Private Roman Catholic schools have been hit with the largest single-year enrollment drop in the last five decades, according to the Associated Press (AP).
Enrollment is down 6.4% from the previous year, Catholic school officials announced Monday. More than 200 schools were either closed or consolidated in the last year due to the COVID-19 pandemic. There are now 5,981 private Catholic schools in the U.S. compared to 1970 when there were more than 11,000, according to the AP.
Many parents had difficulty paying the $5,000-$10,000 in tuition fees during the last year due to the pandemic and economy, AP reported. The National Catholic Education Association (NCEA) director John Reyes stated that one-third of families who had children enrolled in elementary school applied for financial assistance while 47% of families apply for assistance for secondary school. (RELATED: REPORT: Catholic Church Got $1.5 Billion From Government During Pandemic)
Reyes stated that the pandemic has been an “accelerant” for challenges that were already facing private Catholic education. Reyes also said that these issues disproportionately impacted urban communities. Los Angeles saw a drop in enrollment at 12.3% while New York City saw a drop of 11.1% and Chicago a drop of 8.2%.

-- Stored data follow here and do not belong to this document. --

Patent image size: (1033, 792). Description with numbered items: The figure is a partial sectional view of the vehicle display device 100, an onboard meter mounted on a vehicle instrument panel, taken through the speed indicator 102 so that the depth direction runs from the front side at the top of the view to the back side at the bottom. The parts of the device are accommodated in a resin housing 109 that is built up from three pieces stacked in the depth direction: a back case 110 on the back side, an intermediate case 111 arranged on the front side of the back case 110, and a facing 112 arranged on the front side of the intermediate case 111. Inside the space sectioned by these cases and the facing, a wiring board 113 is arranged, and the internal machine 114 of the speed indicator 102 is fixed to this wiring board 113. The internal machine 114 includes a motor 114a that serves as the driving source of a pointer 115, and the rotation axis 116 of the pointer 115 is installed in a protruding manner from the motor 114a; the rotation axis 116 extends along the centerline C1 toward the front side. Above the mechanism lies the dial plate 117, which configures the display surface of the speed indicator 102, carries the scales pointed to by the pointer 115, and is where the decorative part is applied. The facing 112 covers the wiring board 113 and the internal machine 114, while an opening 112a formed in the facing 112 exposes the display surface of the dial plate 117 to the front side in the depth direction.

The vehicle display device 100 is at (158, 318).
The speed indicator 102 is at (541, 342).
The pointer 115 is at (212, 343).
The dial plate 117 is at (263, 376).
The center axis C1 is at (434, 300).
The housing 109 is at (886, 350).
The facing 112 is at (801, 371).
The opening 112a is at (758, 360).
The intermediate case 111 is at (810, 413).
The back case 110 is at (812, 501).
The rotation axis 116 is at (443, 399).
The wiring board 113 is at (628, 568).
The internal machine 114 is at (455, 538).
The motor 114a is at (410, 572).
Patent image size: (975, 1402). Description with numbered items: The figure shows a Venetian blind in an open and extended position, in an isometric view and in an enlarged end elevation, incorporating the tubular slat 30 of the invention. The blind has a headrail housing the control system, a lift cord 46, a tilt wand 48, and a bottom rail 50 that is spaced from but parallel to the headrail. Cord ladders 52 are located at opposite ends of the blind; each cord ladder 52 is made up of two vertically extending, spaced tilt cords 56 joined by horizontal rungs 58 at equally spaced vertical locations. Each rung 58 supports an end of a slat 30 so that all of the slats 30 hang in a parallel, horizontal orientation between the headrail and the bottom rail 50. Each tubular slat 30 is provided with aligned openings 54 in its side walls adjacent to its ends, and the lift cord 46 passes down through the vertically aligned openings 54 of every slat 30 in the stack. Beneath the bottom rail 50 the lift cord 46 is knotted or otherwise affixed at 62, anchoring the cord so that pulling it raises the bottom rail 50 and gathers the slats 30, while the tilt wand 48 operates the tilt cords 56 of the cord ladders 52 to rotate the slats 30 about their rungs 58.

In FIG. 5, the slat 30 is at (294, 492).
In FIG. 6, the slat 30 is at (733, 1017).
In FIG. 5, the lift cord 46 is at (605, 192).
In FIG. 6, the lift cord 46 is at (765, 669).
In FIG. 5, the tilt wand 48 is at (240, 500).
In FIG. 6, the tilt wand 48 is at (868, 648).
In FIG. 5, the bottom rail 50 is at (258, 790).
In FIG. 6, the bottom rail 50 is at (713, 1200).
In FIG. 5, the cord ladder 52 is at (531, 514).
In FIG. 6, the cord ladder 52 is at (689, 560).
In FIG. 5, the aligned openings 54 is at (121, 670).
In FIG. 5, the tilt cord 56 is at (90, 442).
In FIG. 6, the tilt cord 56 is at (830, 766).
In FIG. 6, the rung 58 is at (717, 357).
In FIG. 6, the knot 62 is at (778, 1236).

In the last year, enrollment has dropped by 110,000 students down to 1.6 million students nationwide. Enrollment was more than 5 million in the 1960s, according to AP.
Elementary and middle schools saw a larger drop of enrollment at 8.1% than secondary schools at only 2.5%. Pre-kindergarten programs were hit the hardest with a drastic drop at 26.6%, AP reported.
“Declines in enrollment at the primary grade levels may lead to a delayed but significant impact on secondary school enrollment within the next five to 10 years, proving potentially disastrous for secondary school viability,” the NCEA said in a data analysis.
Reyes said that he “can’t say that a bounce-back is guaranteed” at the end of the pandemic.